Presently in Washington State, minors may obtain or refuse birth control services at any age without the consent of a parent or guardian but they are prohibited from purchasing soda pop in public schools.
Apparently relying on a few studies done by American College of Obstetricians and Gynecologists, 13 public schools in Seattle are now offering long-acting reversible contraceptives (LARCs) — IUDs and hormonal implants — to students as young as 11 years old.
While publications such as Salon applaud the move (See: “Seattle high school provides free IUD insertion on campus: “It’s not a hush-hush thing anymore””), it seems that the proponents of this policy tend to overlook that the American College of Obstetricians and Gynecologists considered and studied the use of IUD’s in adolescents aged 15-19; not children as young as 11.
A few questions to ponder:
- If the age of consent in Washington State is 16, why are public schools offering IUD’s and hormonal implants to children as young as 11?

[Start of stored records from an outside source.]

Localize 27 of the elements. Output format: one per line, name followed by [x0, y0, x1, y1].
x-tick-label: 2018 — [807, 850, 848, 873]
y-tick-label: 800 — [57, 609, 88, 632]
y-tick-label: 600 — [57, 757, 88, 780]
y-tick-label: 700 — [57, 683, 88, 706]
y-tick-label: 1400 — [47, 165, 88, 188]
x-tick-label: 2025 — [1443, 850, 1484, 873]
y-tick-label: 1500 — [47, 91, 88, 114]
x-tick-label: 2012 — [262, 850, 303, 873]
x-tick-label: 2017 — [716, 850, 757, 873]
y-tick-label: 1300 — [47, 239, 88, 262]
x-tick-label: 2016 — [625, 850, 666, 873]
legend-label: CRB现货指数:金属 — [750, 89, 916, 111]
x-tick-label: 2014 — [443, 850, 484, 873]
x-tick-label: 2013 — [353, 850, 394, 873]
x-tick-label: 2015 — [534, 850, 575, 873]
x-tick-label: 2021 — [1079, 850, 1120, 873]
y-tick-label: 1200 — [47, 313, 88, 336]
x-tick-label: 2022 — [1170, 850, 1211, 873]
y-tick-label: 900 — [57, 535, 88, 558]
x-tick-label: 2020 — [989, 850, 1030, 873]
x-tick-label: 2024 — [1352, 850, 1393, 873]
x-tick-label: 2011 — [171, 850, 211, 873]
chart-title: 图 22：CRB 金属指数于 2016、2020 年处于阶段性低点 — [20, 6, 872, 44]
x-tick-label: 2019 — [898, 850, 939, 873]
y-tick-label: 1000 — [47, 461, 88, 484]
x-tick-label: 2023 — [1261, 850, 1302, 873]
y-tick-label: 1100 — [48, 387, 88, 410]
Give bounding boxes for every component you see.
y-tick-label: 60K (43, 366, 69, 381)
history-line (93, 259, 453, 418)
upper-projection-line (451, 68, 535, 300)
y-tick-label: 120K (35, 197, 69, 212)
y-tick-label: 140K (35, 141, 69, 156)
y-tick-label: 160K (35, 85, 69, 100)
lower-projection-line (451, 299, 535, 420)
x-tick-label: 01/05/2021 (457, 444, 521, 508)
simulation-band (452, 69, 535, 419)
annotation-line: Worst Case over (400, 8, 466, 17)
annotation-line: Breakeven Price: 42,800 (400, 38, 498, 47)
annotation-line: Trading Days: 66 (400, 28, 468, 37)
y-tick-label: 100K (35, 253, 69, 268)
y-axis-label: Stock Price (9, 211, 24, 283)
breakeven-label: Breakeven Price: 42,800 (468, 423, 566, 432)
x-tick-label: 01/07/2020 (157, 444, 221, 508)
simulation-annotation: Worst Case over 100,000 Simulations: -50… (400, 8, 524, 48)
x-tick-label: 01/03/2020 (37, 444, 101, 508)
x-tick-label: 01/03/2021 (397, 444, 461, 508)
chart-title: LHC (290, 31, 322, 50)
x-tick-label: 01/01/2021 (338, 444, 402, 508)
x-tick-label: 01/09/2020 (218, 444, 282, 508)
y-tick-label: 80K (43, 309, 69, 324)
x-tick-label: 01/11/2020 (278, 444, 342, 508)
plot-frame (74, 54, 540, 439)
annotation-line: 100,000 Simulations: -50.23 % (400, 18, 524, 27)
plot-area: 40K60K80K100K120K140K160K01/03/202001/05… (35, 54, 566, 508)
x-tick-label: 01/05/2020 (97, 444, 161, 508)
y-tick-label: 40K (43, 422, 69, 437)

- Could the the State be seen as emboldening minors to engage in sexual intercourse? If so, could this affect future statutory rape cases?
- If Washington State Compulsory Education Law requires children between ages 8 and 18 to attend a public school, does it follow that parents of children in public schools forfeit their right to raise their children according to their own moral standards simply because they lack the time to home school them or the money to send them to private school?